The third CTE (ctePublicHolidays) gets all holidays that occur on weekdays from your PublicHolidaysTable.

The last CTE (cteOrders) fulfills the requirement that the count of total days and working days must begin from the next day if the OrderDate is after 12:00PM and the requirement that the DeliveryDate should use today's date if it is null.

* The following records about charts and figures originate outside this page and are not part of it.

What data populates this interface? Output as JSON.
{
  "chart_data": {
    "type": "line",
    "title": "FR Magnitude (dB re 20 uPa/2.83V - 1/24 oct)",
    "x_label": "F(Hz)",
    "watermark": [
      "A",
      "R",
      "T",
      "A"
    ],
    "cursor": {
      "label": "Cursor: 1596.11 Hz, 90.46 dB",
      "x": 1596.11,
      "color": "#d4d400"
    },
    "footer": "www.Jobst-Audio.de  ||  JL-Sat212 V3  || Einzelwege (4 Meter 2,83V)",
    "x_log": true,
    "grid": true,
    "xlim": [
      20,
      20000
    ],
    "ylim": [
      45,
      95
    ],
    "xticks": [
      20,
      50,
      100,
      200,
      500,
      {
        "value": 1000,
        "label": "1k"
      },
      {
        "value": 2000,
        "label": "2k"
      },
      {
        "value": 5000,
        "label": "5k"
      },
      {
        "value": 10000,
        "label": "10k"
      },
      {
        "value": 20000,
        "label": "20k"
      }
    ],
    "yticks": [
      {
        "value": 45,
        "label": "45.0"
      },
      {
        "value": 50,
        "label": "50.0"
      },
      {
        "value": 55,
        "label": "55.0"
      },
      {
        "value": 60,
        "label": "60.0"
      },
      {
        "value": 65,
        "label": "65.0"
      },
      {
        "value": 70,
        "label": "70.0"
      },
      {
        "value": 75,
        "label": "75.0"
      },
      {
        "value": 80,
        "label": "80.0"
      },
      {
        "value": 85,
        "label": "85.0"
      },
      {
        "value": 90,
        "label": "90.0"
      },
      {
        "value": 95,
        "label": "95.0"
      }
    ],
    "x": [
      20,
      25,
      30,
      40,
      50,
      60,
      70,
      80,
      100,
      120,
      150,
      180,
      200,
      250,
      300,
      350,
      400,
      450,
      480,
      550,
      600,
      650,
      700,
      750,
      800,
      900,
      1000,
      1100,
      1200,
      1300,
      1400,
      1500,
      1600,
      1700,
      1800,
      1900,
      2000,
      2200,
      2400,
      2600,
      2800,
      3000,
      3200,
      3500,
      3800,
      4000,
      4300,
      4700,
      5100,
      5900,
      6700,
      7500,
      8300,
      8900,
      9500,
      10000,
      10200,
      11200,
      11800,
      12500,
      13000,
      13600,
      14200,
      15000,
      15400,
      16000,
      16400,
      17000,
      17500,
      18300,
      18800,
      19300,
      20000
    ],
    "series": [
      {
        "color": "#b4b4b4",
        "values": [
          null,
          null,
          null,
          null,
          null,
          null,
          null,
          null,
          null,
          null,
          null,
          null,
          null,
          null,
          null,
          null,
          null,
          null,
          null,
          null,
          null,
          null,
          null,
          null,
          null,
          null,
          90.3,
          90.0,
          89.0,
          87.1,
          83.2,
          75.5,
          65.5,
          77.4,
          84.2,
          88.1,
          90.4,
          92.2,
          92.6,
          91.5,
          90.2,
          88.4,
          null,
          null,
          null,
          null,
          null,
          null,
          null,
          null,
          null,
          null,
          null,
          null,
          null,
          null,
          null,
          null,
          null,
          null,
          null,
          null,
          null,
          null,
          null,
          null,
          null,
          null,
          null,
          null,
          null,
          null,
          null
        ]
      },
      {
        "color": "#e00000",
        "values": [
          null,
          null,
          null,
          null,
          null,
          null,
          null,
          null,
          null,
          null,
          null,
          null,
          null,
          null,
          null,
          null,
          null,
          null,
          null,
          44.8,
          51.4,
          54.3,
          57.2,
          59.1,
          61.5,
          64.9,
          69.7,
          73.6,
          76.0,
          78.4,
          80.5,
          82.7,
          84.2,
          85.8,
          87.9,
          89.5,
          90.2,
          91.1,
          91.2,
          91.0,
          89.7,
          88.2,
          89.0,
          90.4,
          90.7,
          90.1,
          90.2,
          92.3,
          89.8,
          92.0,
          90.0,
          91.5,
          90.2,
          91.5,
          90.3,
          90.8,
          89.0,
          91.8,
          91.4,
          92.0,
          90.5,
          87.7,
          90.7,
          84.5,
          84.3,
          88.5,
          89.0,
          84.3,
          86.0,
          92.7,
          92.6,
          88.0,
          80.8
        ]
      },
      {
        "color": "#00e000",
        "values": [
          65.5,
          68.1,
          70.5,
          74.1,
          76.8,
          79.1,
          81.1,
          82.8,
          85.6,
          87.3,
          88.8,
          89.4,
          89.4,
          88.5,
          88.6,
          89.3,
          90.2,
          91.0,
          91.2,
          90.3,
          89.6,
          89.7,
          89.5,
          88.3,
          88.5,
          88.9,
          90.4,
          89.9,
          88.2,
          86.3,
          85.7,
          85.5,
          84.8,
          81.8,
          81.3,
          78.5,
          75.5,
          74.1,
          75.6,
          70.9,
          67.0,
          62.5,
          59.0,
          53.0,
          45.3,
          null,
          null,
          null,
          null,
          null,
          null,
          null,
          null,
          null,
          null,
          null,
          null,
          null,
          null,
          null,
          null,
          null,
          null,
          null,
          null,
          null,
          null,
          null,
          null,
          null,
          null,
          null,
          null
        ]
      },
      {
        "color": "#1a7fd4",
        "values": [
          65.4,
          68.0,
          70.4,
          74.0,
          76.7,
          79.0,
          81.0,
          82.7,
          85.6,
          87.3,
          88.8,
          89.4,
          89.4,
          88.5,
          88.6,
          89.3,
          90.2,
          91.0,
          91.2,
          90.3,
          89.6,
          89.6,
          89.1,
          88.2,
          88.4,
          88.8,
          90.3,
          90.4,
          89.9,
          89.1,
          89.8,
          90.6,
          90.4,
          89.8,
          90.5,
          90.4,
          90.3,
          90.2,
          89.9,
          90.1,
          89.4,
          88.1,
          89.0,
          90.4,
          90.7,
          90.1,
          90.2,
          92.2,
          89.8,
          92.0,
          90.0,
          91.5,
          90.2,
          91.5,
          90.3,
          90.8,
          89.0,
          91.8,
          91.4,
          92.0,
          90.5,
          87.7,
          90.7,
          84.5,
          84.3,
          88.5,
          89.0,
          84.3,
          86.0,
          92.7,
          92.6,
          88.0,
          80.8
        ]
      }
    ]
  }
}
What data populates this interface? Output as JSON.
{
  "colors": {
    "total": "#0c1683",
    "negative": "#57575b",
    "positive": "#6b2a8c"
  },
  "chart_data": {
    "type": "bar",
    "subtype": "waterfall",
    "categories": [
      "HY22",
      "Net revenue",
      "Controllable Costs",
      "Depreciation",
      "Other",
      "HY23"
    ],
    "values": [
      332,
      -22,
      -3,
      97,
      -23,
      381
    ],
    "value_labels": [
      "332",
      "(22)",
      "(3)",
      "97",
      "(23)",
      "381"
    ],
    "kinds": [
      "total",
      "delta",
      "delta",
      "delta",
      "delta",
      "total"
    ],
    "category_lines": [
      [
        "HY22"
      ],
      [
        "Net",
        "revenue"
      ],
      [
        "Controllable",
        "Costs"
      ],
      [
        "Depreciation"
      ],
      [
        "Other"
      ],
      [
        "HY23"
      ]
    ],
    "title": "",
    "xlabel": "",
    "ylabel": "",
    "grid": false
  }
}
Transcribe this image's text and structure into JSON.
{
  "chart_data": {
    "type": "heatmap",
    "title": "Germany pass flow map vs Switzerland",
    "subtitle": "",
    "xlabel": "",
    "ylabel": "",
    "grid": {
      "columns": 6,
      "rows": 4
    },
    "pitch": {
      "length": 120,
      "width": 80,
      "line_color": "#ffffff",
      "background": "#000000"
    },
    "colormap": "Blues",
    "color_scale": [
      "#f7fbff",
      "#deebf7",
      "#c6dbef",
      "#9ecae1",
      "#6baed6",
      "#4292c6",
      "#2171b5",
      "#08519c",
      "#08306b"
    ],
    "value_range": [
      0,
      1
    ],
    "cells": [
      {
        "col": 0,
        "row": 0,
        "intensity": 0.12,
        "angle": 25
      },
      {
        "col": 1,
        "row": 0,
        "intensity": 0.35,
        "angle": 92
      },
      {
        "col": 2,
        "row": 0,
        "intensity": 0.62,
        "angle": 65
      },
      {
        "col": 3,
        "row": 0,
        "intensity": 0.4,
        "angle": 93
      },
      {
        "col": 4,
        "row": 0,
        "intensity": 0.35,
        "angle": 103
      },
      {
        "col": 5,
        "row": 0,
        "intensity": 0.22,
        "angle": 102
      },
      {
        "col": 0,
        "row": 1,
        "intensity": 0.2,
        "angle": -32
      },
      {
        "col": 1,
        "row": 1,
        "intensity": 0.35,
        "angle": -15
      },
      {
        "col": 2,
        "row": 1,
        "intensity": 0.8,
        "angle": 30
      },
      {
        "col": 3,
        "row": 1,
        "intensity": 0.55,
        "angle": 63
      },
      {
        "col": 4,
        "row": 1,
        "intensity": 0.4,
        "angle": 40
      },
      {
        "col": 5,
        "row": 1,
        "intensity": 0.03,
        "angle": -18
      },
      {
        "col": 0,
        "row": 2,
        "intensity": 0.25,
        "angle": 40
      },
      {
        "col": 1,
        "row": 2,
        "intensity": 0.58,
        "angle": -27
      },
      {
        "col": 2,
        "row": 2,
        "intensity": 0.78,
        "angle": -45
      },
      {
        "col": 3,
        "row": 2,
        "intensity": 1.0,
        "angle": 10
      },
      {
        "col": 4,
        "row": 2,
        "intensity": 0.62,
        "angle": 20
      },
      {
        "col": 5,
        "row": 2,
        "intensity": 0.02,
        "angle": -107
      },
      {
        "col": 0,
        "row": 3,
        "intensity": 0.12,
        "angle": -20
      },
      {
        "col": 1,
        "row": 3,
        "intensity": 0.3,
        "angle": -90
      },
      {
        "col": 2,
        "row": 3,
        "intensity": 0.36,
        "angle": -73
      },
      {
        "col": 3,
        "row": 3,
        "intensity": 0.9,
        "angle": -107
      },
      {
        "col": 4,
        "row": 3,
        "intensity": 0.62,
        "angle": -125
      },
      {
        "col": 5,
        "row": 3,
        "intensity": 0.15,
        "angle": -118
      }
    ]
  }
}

The select statement at the end of the CTE statements gets your total day count, weekend count, holiday count, and working days for each order.

;WITH cteAllDates AS (
SELECT 1 [DayID]
     , @DateRangeBegin [CalendarDate]
     , DATENAME(dw, @DateRangeBegin) [NameOfDay]
UNION ALL
SELECT cteAllDates.DayID + 1 [DayID]
     , DATEADD(dd, 1 ,cteAllDates.CalendarDate) [CalenderDate]
     , DATENAME(dw, DATEADD(d, 1 ,cteAllDates.CalendarDate)) [NameOfDay]
FROM cteAllDates
WHERE DATEADD(d,1,cteAllDates.CalendarDate) < @DateRangeEnd
)
, cteWeekendDates AS (
SELECT CalendarDate
FROM cteAllDates
WHERE NameOfDay IN ('Saturday','Sunday')
)
, ctePublicHolidays AS (
SELECT PublicHolidayDate
FROM @PublicHolidaysTable
WHERE DATENAME(dw, PublicHolidayDate) NOT IN ('Saturday', 'Sunday')
)
, cteOrders AS (
SELECT OrderNum
     , OrderDate
     , CASE WHEN DATEPART(hh, OrderDate) >= 12 THEN DATEADD(dd, 1, OrderDate) 
            ELSE OrderDate 
       END [AdjustedOrderDate]
     , CASE WHEN DeliveryDate IS NOT NULL THEN DeliveryDate 
            ELSE GETDATE() 
       END [DeliveryDate]
FROM @OrderTable
)
SELECT o.OrderNum
     , o.OrderDate
     , o.DeliveryDate
     , DATEDIFF(DAY, o.AdjustedOrderDate, o.DeliveryDate) [TotalDayCount]
     , (SELECT COUNT(*) FROM cteWeekendDates w 
        WHERE w.CalendarDate BETWEEN o.AdjustedOrderDate AND o.DeliveryDate) [WeekendDayCount]
     , (SELECT COUNT(*) FROM ctePublicHolidays h 
        WHERE h.PublicHolidayDate BETWEEN o.AdjustedOrderDate AND o.DeliveryDate) [HolidayCount]
     , DATEDIFF(DAY, o.AdjustedOrderDate, o.DeliveryDate)
       - (SELECT COUNT(*) FROM cteWeekendDays w 
          WHERE w.CalendarDate BETWEEN o.AdjustedOrderDate AND o.DeliveryDate)
       - (SELECT COUNT(*) FROM ctePublicHolidays h 
          WHERE h.PublicHolidayDate BETWEEN o.AdjustedOrderDate AND o.DeliveryDate) [WorkingDays]
FROM cteOrders o
WHERE o.OrderDate BETWEEN @DateRangeBegin AND @DateRangeEnd
OPTION (MaxRecursion 500)

Results from the above query using the test data...

Query Results

What I'd probably do is simplify the above by adding a Calendar table populated with sufficiently wide date ranges. Then I'd take some of the CTE statements and turn them into views.

I think specifically valuable to you would be a view that gets you the work days without weekends or holidays. Then you could just simply get the date difference between the two dates and count the work days in the same range.